I woke up around 2pm yesterday. No problem–it’s summer, right? But I flipped up my laptop’s screen and noticed my lazy morning had caused serious problems for someone (let’s call him “Overeager Colleague”). Two emails were awaiting me in my inbox, both referring to the same, rather trivial problem, which incidentally wasn’t delaying anyone from doing anything and could easily be handled as soon as I put my contacts in. Before I could, though, a little box flashes up in the corner of my email and the title bar read, “Overeager Colleague Says…”*
Overeager Colleague: Abhi, are you there?
I need something taken care of.
I think you just came online–did you just wake up?–I see the green light on.
Damn you, green light.
I proceeded to put up a quick “out the door” status message on my gchat, responded to his email, and then found freedom in just two clicks (take that MLK): “Videos and More – Blocked.” Try it some time, emancipation feels good.
Of course, I’ll still have to deal with his nagging emails and too frequent text messages, but I hope today’s unsubtle intervention teaches him the golden rule of online communication: Chat Friends, Email Work, Phone Family.**
Yes, switching to Gmail for CMC has given us many great things–threaded messaging and document sharing, for example–and most additions are unequivocal goods, especially the undo feature in the @gmail version saving me one or two dumb reply-alls. Chat, though, is a contentious addition, and you know why: the Overeager Colleague is a common plight. Plus, there are the stilted convos with random “friends” (read: unwanted acquaintances) and the awkward “How’s it going” from old flings. On the whole, email chat seems to bring social dangers of TNC together with the professional hassles of open cubicles right into your online home, your inbox. Of course, it has its virtues. One-click video chat beats out Skype for ease and speed, helping sustain long-distance relationships, and group chats make picking dining halls for dinner or movies for a night out relatively painless. Notice the common denominator in those interactions though: they are with people you want to see, people to talk to, your friends.

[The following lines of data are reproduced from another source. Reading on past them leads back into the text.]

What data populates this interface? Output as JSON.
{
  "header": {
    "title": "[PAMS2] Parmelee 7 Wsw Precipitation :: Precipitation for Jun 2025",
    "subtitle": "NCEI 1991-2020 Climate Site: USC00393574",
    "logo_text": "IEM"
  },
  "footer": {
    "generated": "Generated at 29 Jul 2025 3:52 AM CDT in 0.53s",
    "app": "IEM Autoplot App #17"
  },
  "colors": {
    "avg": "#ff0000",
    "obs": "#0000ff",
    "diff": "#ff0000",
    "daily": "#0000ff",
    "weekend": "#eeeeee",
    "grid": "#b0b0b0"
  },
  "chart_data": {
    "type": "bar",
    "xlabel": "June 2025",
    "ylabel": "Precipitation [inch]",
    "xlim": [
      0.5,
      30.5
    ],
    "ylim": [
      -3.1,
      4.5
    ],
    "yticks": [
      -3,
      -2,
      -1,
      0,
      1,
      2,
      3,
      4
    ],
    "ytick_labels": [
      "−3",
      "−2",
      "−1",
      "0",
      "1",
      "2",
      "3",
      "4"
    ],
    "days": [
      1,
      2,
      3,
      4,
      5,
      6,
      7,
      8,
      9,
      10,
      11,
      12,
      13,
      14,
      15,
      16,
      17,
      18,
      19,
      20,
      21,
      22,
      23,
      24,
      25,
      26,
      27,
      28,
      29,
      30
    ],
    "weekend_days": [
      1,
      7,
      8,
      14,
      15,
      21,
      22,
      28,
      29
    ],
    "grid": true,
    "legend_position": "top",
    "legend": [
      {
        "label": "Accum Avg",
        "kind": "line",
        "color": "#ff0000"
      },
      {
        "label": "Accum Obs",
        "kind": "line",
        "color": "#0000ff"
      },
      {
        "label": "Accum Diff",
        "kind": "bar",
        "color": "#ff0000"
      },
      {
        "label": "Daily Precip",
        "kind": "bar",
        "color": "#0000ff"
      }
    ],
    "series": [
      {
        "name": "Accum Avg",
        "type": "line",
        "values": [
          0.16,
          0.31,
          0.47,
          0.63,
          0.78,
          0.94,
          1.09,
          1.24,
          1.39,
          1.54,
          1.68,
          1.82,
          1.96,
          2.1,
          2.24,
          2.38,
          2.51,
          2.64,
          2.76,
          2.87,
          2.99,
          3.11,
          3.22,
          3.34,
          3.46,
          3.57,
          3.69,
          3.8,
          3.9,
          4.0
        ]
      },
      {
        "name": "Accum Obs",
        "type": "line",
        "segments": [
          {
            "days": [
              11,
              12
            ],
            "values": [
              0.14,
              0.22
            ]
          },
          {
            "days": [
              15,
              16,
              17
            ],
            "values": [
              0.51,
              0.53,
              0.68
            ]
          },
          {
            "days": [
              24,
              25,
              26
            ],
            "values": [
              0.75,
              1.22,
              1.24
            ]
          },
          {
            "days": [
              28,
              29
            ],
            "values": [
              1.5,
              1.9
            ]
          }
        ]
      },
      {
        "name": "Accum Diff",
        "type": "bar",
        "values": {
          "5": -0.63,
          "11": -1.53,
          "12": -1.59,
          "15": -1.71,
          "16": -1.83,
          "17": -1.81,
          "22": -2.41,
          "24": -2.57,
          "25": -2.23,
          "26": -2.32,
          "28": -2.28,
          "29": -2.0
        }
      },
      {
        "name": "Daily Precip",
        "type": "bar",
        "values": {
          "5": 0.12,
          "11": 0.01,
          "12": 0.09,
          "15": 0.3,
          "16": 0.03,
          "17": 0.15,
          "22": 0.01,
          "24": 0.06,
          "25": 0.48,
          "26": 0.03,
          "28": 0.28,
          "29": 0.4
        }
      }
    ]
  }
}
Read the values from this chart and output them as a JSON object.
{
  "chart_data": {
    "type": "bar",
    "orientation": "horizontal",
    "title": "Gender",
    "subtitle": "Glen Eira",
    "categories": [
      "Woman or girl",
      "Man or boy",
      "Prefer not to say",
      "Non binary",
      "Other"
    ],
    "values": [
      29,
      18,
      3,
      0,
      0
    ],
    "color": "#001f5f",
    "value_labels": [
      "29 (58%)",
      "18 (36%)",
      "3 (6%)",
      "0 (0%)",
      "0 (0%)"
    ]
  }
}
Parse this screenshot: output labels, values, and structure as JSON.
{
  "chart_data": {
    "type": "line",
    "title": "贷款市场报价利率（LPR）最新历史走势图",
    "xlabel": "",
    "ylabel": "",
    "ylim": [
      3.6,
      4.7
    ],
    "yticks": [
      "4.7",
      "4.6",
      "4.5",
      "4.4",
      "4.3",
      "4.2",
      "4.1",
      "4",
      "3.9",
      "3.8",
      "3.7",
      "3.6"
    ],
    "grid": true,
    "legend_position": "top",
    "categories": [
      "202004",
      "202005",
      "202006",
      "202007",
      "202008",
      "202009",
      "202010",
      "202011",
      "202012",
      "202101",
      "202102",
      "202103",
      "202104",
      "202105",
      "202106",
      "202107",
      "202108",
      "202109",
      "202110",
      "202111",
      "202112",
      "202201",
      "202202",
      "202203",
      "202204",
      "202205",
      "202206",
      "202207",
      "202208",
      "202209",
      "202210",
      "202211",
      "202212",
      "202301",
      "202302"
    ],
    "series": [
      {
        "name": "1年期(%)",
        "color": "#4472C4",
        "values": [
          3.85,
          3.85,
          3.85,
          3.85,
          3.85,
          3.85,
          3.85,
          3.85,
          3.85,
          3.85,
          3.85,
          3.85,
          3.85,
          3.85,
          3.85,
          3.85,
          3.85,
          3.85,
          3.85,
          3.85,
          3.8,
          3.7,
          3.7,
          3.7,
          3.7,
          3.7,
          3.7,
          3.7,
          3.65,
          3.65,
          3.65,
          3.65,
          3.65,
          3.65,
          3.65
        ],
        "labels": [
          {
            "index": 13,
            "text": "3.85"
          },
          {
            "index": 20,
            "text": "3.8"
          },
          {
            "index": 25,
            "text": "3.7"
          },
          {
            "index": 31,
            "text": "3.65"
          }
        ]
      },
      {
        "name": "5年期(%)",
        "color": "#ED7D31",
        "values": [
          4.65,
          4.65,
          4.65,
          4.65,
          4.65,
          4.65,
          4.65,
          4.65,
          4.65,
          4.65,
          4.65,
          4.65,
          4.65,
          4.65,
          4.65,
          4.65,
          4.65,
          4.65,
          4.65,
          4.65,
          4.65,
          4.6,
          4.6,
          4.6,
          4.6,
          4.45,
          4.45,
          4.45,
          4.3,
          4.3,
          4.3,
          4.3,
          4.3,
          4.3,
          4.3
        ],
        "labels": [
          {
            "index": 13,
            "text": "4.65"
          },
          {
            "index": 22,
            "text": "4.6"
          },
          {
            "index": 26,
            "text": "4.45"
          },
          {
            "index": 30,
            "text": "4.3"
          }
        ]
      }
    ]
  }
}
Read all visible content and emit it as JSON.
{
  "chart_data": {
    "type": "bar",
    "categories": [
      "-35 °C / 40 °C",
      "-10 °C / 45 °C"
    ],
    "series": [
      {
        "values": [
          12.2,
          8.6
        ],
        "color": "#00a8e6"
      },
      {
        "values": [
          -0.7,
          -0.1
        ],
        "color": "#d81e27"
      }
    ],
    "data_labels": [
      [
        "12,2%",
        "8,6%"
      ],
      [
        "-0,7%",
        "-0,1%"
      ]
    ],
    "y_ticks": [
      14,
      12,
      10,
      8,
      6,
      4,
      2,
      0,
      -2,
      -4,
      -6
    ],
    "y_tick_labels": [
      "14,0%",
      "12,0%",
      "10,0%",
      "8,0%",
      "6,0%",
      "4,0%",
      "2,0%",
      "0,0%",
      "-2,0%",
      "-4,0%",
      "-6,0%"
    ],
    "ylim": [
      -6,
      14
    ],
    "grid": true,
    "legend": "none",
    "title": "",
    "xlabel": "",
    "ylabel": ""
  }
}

There’s an appeal sure, to using chat for those other things, since it’s by definition quick and faceless. But unlike elevator conversations or quick stops by the office, chat doesn’t have an escape valve. You can’t just casually walk away to get a drink (“brb” implies you’ll be back) or pick up another call (they know you can have multiple windows open).*** No, you’re there chatting, indefinitely. And that’s great for friends–I know it’s helped me battle through a number of all-nighters with fellow brothers-in-arms–and that’s what it should be, a tool not meant to annoy or to coerce, but meant to make life easier and more fun. A way to talk with friends. A way, well, to chat.
But random acquaintances and overeager colleagues take heart, there is always email. Just please let me chat (and sleep) in peace.
*I actually changed his name in my contacts–you can do that and have Google make fun of people. For example, rename TNC’s mistake and enjoy, “Bad Life Decision is Currently Unavailable” or “99 Problems But a Bitch Is Away” But maybe I just have too much free time.
**I’ll continue unpacking this rule over the coming weeks, explaining why I screen calls religiously and end almost every email with the yes overly formal signature, “Best.”
***And to those of you who would say “just go invisible,” blocking yourself from everybody and choosing who you bless with your presence, I say, get over yourself. That’s basically making a two-way street run one direction for your own benefit. That’s not going to get us anywhere.